DA TEOLOGIA POLÍTICA À TEOLOGIA ECONÔMICA ENTREVISTA COM GIORGIO AGAMBEN

Em recente congresso sobre Walter Benjamin, realizado em Roma no final de 2003, Giorgio Agamben2 proferiu conferência em que antecipa alguns resultados da sua atual pesquisa sobre “teologia econômica”. Entrevistamo-lo sobre este assunto e sobre as possíveis relações com o tema do presente número da Revista que foi inspirado pela referida conferência. A entrevista realizou-se na casa romana de Agamben, na tarde da segunda-feira, dia 08 de março de 2004.
Giorgio Agamben, o seu último trabalho, Stato di eccezione (Estado de Exceção), publicado há pouco menos de um ano, situa-se dentro do projeto Homo Sacer, sua obra da metade dos anos noventa, que trata dos temas do ‘poder soberano’, ‘vida nua’, ‘campo de concentração como nómos do moderno’. Trabalho complexo que se põe na perspectiva das temáticas e da metodologia de Foucault. Porventura esta sua nova pesquisa sobre a teologia econômica se situa no mesmo horizonte?
– Vejo o meu trabalho sem dúvida próximo daquele de Foucault. Nas minhas duas últimas pesquisas sobre o “estado de exceção” e sobre a “teologia econômica”, procurei aplicar o mesmo método genealógico e paradigmático que praticava Foucault.
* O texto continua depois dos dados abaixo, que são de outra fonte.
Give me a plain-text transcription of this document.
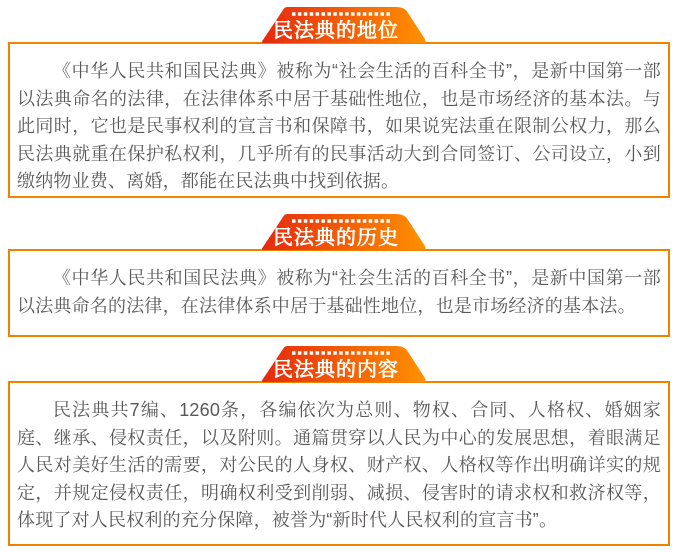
民法典的地位

《中华人民共和国民法典》被称为“社会生活的百科全书”，是新中国第一部以法典命名的法律，在法律体系中居于基础性地位，也是市场经济的基本法。与此同时，它也是民事权利的宣言书和保障书，如果说宪法重在限制公权力，那么民法典就重在保护私权利，几乎所有的民事活动大到合同签订、公司设立，小到缴纳物业费、离婚，都能在民法典中找到依据。

民法典的历史

《中华人民共和国民法典》被称为“社会生活的百科全书”，是新中国第一部以法典命名的法律，在法律体系中居于基础性地位，也是市场经济的基本法。

民法典的内容

民法典共7编、1260条，各编依次为总则、物权、合同、人格权、婚姻家庭、继承、侵权责任，以及附则。通篇贯穿以人民为中心的发展思想，着眼满足人民对美好生活的需要，对公民的人身权、财产权、人格权等作出明确详实的规定，并规定侵权责任，明确权利受到削弱、减损、侵害时的请求权和救济权等，体现了对人民权利的充分保障，被誉为“新时代人民权利的宣言书”。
Por outro lado, Foucault trabalhou em tantos campos, mas os dois que deixou de fora são, exatamente, o direito e a teologia, e me pareceu natural dedicar minhas duas últimas pesquisas precisamente nesta direção.
– Mas como conseguiu redescobrir este conceito “esquecido” da teologia econômica e quando decidiu torná-lo “paradigmático” para a sua pesquisa?
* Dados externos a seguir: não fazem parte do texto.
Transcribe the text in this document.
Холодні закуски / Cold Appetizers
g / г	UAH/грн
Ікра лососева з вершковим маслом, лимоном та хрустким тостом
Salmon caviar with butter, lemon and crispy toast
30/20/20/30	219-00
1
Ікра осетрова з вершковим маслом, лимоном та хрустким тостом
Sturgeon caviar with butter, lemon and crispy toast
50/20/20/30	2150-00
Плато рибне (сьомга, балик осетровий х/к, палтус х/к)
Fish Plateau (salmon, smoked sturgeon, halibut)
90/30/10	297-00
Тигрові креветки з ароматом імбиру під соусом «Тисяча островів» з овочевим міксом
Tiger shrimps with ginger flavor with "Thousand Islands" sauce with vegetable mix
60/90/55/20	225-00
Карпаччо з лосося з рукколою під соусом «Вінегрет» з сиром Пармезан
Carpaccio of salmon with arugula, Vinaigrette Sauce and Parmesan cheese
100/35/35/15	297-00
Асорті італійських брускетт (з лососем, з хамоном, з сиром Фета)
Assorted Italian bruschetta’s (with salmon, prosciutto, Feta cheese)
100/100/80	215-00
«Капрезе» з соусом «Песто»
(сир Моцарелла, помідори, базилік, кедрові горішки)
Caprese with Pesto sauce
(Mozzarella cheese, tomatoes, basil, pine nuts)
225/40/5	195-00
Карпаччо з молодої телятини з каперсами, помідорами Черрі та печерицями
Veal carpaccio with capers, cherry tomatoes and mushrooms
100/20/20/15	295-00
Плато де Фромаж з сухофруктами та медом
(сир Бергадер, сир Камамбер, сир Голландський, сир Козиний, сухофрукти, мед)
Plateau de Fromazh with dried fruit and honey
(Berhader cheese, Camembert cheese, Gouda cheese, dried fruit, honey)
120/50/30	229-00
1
– O ponto de partida da pesquisa o encontrei nos estudos que estava desenvolvendo nos últimos anos sobre Schmitt e a Teologia política e, em especial quando estava estudando melhor o debate entre Carl Schmitt e Erik Peterson5, que ocorreu mais ou menos entre 1935 e 1970. Trabalhando sobre os mesmos teólogos com que Peterson faz a análise, no seu livro sobre o monoteísmo, com o objetivo de encontrar a origem daquela teologia política que pretende criticar (desde os primeiros apologetas, Justino e Inácio de Antioquia, até sobretudo Tertuliano), me dei conta de que no centro dos seus textos não havia apenas e nem tanto os conceitos de monarquia e de teologia política, que Peterson reconstrói, mas outro conceito: a oikonomía. Um fato curioso é que toda vez em que este conceito aparecia, Peterson interrompia a citação. Relendo tais textos, perguntei-me porque exatamente, nesta reconstrução, tal conceito era removido. Assim, dei-me conta de que o conceito de oikonomía era central nestes autores e procurei fazer a sua genealogia. Imediatamente tornou-se claro que da teologia cristã derivam dois paradigmas políticos em sentido amplo: a teologia política, que baseia a transcendência do poder soberano no único Deus, e a teologia econômica, que substitui tal idéia com uma oikonomía, concebida como uma ordem imanente – doméstica e não política em sentido estrito, tanto da vida divina como da vida humana. Do primeiro paradigma derivam a filosofia política e a teoria moderna da soberania: do segundo, a “biopolítica” moderna, até o atual triunfo da economia sobre qualquer aspecto da vida social. O livro que estou escrevendo nasceu desta descoberta. Procurei reconstruir a origem do conceito teológico de oikonomía e, depois, na segunda parte, seguir o seu desaparecimento e a secularização na modernidade. Parece-me que tal conceito num certo momento desaparece, para voltar com o nascimento da economia animal e da economia política no século XVIII.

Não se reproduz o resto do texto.